Это будет мерзко и грубо, он никогда не простит себе подобного, но слова уже прозвучат. Впрочем, однажды Эйлер все же не удержался, хоть и был совершенно трезвым. Правда, сорвался не на Алунэ, а на Торби, решившем выступить в роли сводни.

В тот день краснолюд отыскал его на одном из небольших островков, где Эйлер отдыхал после тренировки. Просто лежал на траве, раскинув руки и бездумно глядя в небо. Торби молча плюхнулся рядом, долго сопел и пускал ветры, видимо собираясь с мыслями, а потом сказал:

— Изверг ты, чистой воды изверг.

— Это еще почему? — спросил изрядно удивленный таким вступлением Эйлер и сел.
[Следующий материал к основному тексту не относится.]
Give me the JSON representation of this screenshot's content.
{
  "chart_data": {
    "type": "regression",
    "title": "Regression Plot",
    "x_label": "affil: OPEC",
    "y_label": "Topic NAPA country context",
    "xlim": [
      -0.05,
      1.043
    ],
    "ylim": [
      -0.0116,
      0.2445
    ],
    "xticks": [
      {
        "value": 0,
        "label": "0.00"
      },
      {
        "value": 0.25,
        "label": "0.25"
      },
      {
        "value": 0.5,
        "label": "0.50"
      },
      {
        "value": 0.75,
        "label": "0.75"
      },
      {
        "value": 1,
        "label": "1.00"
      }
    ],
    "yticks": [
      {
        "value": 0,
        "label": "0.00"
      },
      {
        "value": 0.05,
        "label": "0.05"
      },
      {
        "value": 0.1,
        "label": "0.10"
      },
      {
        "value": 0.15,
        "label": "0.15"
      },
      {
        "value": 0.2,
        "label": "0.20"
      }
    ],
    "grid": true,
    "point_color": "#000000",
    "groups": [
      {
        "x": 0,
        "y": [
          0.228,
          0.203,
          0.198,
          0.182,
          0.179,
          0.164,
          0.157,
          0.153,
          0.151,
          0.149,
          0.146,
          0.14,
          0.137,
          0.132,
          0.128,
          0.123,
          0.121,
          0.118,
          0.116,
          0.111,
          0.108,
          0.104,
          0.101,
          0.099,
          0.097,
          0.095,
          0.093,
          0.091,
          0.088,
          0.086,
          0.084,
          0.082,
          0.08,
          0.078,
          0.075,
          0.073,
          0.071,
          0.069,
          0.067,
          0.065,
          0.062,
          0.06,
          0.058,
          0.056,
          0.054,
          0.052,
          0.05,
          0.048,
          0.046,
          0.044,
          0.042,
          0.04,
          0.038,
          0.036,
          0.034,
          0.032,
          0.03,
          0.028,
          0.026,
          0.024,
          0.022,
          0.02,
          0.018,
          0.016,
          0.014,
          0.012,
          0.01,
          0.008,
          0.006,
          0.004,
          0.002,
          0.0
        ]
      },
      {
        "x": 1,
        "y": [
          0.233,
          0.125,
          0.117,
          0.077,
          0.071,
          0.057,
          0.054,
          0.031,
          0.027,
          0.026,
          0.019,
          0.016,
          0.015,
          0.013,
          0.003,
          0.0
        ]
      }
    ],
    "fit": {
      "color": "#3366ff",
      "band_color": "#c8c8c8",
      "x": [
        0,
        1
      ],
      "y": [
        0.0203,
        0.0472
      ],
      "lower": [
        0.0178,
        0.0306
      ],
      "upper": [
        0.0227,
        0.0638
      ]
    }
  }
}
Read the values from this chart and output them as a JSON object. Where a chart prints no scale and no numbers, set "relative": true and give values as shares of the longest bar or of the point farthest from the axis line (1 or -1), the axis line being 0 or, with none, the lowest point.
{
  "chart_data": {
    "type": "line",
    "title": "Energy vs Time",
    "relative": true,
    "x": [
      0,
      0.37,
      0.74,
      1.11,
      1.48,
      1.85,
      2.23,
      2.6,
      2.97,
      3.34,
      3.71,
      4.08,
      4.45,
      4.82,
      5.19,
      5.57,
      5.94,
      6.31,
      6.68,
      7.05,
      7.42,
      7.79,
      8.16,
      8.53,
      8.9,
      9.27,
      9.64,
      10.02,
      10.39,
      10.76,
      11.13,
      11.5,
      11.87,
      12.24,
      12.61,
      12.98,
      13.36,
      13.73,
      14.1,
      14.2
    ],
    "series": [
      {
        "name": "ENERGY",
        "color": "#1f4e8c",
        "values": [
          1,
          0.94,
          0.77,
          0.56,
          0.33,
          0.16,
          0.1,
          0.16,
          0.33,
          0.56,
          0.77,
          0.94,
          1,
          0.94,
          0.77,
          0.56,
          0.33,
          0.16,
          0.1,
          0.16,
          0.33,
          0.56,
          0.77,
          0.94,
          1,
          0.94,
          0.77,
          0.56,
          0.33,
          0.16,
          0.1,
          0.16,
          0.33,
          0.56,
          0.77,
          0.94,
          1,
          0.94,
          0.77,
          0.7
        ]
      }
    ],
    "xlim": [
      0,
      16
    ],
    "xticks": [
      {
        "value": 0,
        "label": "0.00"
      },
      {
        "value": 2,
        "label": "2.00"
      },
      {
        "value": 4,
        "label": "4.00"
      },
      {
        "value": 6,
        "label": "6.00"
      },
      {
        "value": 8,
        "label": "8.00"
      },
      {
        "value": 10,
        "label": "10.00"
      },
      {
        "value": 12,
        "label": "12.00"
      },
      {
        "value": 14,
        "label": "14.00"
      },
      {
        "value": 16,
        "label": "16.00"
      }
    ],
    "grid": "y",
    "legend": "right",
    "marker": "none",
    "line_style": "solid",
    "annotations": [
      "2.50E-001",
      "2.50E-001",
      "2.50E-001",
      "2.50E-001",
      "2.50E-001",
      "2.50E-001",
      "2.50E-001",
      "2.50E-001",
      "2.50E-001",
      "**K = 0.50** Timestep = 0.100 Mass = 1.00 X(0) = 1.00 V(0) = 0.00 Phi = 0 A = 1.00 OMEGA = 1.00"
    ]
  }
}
— А потому, что только изверг будет так над девкой глумиться! — буркнул краснолюд. — И не зыркай на меня так, типа не при чем! Ты хоть и не краснолюд, а все ж и не dh’oine безмозглый, понимать должон, чего она за тобой ровно собачонка бегает.

— Тебе не кажется, что это не твое дело? — чувствуя, что краснеет, словно застигнутый за чем-то нехорошим, процедил Эйлер. — Или это она тебя послала со мной по-мужски поговорить?

— Аmadan, — насмешливо бросил в ответ Торби, — не строй из себя большего осла, чем ты есть. Для этого одних ушей маловато, а хвоста у тебя я пока что не вижу, да и хозяйством ты не вышел, чтобы в ослы метить. Никто меня не просил, мне просто смотреть жалко, как она изводится, прыгает вокруг тебя, и так повернется, и эдак, а ты мимо смотришь, чурбан эдакий.

— А что, по-твоему, я должен сделать? Утащить её в кусты и разложить на травке? — саркастично спросил Эйлер, стараясь пока что держать себя в руках.